I’ve recently become friends with a young poet that I deeply admire. Their career is one of those rare gems of overwhelming accomplishment—a New York Times Best Seller in their early twenties, millions of copies of their book sold worldwide. Before knowing them it would have been easy to create a narrative of their quiet luck. Oh, how nice it must be to be known! To be read! To be that idolized! Talking to them, however, has been deeply humbling. I’ve found out the opposite, learning all the ways in which they have been attacked online and how they’ve both surreptitiously, and publically, been hurt by people close to them, how they’ve lost friends. It made me realize how often we put people on pedestals of invincibility. How it’s so easy to misjudge and create interpretations of somebody’s life, just because of the supposed “virtue” of fame. It also showed me how deeply divided we are, and how we’re unwilling to accept others’ successes, because so often it feels like an attack on us, as if their accomplishment is a reflection of our own demise.

It’s scarcity mentality 101, and in fact the system (white supremacy) functions on this divide; the more time we’re focusing on hating each other, the less time we’re focusing on a revolution. 

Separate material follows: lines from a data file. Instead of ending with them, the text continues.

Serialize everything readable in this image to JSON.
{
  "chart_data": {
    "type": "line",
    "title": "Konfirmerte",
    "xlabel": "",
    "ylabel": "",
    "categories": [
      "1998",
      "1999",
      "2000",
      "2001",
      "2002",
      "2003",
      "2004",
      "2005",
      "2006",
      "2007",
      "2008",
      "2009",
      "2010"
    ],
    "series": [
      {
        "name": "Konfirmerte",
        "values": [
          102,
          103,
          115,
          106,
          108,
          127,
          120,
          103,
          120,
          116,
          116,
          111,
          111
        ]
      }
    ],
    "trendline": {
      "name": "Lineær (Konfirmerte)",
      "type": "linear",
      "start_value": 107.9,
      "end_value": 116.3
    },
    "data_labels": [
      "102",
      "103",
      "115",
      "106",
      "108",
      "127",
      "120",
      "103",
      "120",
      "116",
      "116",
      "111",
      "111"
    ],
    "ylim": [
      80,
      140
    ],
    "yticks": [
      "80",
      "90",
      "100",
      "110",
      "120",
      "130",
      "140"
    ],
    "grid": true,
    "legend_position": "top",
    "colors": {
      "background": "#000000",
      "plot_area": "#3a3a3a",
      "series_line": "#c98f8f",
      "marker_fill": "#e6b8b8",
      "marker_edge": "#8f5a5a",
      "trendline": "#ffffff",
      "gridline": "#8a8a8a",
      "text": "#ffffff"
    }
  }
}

Life isn’t a mind reader, and neither are people. There’s an important lesson to be learnt as we move forward in this age of over-information, when everyone’s lives are available to us in formatted, clickable views. The old adage of never assuming anyone’s baggage continuously plays in my head, like a song, as I’m learning, in turn, how to intuit that sometimes asking for help is a revolutionary choice. I’m realizing that they’re linked. That they’re both about expecting more from humankind, and knowing what you deserve is a powerful, resonating thing. But, there’s also something to be considered about putting people on untouchable platforms, only to pull them off, a knife to the back. How do we function as a society, if we’re unwilling to appreciate people’s foibles, their tacky flaws, how do we evolve if there’s no place to fall?

There’s a dark side of everyone, shadows unseen. Yet, despite it all, I’m learning that a good reminder is this: growing older is not jumping to conclusions about people. It is assuming less, and allowing people to surprise me, in the most earnest of ways. It’s about nurturing the idea of being nurtured, and understanding that it’s two-fold: to be and to nurture are a part of the same device. It’s about knowing everyone has baggage, and that most human things are never truly as they seem.

My good friend Gleb explained to me once that in Eastern European Jewish tradition, bad things come in threes, only to make room for positive things to occur. He assured me that brighter days were coming. He told me I’d be okay.

Fariha Róisín is a writer living on Earth.